As a bonus this will catch all the "leaves close calls in their wake but never winds up at fault so they think they're a good driver" brand of bad drivers.


I've heard Waze is merging teams with Google Maps.

Will Google Maps adopt these unique alert features?


This is way overdue and such a gain for little effort both in the engineering and on the user side.

Not about to switch from maps to Waze, but does inch closer!!


They already have these warnings on Waze in France. Either history of crashes or high risk of ‘someone gonna die’.

Usually you hear something like “you are entering an automated speed control zone”.

I wish Waze did Audio call-outs of speed limit changes.


Question: what is the average delay in real-time traffic reporting in the app? In my area it always seems to lag at least 15 minutes behind actual conditions, which makes it less than helpful.


I would love if they had a rating per county of speed traps in case you’re driving alone on a long stretch at night and there is no one to report them.


So... We need a technological answer to replace a simple sign? "Dangerous road ahead" conveys the message pretty well.


When I think of Waze or any navigation thing... I'm longing for fewer distractions. Not more!


My google maps has been doing this for weeks already. Is google maps Waze?


Google bought Waze in 2013


They should do speed traps next. (Looking at you Springer, New Mexico.)


Has been a feature for over a decade.


I know about "speed check" ahead.

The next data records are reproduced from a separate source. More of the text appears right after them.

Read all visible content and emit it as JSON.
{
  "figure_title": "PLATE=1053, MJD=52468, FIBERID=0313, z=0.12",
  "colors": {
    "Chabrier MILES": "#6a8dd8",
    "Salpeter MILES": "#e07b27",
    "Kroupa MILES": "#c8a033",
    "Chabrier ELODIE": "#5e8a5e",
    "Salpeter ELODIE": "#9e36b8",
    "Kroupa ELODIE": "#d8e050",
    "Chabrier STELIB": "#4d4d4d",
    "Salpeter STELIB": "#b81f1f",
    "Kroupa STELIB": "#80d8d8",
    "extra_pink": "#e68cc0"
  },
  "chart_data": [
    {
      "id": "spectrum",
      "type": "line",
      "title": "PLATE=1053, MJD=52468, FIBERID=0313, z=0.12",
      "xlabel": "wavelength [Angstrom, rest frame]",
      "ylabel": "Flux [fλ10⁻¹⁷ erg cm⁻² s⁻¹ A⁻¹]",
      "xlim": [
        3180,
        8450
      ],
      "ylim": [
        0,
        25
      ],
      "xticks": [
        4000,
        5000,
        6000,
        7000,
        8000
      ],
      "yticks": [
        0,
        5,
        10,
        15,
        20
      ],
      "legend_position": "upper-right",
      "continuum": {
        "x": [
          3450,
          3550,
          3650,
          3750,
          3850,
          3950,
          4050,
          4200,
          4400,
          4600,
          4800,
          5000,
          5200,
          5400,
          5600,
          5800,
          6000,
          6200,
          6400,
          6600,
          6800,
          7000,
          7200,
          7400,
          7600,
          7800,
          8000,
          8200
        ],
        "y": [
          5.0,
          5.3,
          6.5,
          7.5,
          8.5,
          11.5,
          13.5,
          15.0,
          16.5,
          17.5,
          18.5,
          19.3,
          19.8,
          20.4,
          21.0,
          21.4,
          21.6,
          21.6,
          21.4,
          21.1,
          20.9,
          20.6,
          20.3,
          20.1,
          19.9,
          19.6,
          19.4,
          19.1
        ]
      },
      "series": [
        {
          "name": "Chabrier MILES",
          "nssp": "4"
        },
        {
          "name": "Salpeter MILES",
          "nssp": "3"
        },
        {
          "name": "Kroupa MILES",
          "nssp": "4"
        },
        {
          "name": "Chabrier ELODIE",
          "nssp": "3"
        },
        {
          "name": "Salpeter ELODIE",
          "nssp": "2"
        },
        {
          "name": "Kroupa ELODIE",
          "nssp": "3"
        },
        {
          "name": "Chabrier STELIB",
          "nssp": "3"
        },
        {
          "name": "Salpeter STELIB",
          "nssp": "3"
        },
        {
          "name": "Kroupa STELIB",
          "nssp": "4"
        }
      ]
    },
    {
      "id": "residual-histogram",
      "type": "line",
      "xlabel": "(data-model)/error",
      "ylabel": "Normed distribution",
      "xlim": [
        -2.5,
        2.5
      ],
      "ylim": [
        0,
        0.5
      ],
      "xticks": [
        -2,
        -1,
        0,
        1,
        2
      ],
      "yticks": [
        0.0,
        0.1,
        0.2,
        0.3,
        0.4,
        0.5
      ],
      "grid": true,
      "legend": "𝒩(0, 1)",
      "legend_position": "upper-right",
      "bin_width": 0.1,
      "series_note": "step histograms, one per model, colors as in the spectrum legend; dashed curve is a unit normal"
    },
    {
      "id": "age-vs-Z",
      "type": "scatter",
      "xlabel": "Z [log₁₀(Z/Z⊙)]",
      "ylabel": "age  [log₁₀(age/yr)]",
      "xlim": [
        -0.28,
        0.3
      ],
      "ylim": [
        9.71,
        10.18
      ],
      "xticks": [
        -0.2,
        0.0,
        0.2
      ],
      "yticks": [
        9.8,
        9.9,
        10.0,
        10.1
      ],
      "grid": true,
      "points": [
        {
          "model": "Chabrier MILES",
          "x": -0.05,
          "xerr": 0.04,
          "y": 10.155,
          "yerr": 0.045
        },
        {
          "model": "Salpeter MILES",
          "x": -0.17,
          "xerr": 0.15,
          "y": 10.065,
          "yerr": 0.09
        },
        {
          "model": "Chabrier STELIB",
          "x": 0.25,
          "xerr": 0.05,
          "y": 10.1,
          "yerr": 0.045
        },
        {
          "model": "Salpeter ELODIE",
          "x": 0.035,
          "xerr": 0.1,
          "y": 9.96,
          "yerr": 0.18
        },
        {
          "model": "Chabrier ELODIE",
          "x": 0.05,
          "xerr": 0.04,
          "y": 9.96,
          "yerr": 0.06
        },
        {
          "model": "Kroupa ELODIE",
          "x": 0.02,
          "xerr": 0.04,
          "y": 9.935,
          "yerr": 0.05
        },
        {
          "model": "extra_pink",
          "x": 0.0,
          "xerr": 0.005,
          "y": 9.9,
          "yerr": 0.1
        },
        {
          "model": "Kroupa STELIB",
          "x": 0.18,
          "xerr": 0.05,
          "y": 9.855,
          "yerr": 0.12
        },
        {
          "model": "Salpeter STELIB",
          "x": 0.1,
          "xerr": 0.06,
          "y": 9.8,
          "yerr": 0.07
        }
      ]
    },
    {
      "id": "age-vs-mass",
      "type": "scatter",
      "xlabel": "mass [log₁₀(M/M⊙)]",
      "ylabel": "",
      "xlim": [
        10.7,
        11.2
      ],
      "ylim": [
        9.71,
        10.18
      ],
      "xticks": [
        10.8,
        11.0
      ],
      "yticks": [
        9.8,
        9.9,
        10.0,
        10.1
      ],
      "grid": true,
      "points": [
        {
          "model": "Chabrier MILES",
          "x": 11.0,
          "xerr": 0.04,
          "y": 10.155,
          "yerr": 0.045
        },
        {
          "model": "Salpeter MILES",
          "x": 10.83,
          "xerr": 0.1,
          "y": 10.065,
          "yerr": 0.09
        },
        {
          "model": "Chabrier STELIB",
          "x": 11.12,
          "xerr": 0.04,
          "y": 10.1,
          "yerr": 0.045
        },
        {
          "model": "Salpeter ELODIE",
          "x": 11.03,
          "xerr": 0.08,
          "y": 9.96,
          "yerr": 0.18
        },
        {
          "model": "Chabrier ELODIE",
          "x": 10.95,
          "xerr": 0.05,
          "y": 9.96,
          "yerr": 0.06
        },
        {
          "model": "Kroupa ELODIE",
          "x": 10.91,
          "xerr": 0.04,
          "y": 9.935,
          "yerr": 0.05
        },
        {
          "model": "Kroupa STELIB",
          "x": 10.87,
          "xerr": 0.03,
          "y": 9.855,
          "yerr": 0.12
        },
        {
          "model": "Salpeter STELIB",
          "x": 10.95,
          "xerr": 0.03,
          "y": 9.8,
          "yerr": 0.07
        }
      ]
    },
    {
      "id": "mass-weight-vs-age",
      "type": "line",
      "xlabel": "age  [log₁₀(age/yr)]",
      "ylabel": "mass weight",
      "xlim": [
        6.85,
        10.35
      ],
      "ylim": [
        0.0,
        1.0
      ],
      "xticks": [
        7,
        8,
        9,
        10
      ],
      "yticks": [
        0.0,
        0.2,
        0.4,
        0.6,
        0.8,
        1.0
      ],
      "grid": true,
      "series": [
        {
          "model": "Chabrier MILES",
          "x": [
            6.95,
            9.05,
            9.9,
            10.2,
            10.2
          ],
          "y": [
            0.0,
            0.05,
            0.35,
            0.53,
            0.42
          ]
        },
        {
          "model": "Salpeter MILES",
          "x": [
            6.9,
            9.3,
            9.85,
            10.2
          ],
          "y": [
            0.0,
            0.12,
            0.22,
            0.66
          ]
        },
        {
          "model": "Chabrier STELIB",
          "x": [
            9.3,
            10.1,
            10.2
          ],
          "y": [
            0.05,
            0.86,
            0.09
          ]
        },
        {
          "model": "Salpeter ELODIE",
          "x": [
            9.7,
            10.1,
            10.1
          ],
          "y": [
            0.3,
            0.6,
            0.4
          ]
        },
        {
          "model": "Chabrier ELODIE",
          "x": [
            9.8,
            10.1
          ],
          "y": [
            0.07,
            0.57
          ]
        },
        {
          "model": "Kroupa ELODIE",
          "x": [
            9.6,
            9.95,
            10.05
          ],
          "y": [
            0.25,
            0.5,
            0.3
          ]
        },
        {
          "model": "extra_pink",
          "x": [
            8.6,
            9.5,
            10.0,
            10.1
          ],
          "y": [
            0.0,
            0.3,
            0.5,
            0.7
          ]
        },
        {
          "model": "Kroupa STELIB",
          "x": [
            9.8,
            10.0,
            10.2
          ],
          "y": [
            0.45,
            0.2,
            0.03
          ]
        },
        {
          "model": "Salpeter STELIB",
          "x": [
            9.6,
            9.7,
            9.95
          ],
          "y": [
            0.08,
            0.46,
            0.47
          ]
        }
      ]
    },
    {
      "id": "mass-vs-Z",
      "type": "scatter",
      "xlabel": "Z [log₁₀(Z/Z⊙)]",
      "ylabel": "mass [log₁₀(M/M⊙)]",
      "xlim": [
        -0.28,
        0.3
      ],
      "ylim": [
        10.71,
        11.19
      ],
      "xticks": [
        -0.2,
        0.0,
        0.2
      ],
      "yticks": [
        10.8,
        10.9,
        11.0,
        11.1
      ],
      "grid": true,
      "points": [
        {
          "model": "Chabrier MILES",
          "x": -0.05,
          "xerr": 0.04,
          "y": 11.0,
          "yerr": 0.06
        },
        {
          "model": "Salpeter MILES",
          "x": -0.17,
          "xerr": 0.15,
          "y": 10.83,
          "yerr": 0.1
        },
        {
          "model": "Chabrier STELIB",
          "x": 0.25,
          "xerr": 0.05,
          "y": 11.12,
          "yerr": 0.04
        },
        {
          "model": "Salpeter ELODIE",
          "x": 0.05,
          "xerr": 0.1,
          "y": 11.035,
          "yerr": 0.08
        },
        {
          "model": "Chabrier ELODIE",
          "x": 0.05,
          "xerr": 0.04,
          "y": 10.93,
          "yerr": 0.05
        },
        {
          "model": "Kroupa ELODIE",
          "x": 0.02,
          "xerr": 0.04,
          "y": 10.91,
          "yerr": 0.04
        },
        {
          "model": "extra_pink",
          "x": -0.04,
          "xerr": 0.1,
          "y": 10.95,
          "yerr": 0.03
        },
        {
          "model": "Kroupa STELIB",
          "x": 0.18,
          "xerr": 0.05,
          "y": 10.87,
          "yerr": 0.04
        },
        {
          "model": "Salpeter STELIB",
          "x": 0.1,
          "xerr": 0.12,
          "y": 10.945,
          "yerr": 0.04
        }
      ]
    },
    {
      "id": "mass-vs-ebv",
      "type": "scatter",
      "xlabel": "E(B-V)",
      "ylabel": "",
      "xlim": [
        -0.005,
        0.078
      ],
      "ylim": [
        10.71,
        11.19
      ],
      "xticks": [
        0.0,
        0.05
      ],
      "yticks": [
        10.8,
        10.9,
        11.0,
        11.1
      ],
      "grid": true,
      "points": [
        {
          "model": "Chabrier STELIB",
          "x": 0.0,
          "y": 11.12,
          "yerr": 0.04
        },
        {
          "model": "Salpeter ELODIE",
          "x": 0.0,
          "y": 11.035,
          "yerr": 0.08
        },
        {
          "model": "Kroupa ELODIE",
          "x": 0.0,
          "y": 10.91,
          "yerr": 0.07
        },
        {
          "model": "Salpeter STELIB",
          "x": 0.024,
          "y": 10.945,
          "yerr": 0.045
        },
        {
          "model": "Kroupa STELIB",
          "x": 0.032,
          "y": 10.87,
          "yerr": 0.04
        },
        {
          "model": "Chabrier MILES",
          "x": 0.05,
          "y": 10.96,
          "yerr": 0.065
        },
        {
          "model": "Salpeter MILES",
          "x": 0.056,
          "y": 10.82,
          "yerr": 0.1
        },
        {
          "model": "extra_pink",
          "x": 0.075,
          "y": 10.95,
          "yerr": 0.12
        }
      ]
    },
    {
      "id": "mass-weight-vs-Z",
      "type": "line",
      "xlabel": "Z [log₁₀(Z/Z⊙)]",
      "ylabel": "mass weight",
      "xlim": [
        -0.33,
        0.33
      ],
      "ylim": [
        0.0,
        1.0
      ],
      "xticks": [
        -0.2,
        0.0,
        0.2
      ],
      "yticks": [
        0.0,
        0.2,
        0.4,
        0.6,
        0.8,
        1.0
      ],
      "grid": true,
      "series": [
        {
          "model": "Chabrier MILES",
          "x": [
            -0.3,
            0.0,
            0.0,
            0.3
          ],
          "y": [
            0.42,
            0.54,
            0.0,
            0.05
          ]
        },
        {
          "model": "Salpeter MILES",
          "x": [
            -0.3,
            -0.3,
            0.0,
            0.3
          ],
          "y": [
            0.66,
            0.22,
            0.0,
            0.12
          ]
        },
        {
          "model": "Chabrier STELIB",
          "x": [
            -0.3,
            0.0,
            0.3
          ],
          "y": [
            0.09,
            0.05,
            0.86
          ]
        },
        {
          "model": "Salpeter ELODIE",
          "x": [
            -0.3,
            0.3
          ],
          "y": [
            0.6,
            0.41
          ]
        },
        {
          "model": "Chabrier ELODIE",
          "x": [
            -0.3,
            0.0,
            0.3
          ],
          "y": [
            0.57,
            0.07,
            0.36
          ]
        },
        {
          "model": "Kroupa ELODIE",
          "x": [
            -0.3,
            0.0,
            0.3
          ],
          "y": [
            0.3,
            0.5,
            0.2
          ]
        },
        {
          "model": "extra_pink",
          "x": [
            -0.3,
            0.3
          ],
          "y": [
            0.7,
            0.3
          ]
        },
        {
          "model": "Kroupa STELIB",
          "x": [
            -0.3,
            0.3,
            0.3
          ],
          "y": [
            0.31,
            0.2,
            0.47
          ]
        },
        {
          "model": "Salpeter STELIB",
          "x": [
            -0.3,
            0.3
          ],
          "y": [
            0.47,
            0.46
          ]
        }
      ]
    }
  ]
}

This was in the wee hours and it is unlikely anyone would have "crowd sourced" it.

When I googled later though I found plenty of people complaining about this particular place in this small town where the police regularly trap "speeders". (FWIW, it's a 15 MPH school zone ... no kids at 6:00 in the morning but apparently that's not relevant.)


Is there any open source geodata about traffic accident frequency?


not much longer 'till it straight up tells me to take the highway to the danger zone


What I would like is warnings about roads with a history of police sightings.


If that information were to be shared, it would stop being useful quickly.


I use Waze every day. The police (speed trap) notifications usually appear in the same spot so it’s already the case if you remember where they were the day before.


This will soon be banned in the way that Real Estate Agents are banned from mentioning "bad neighborhoods".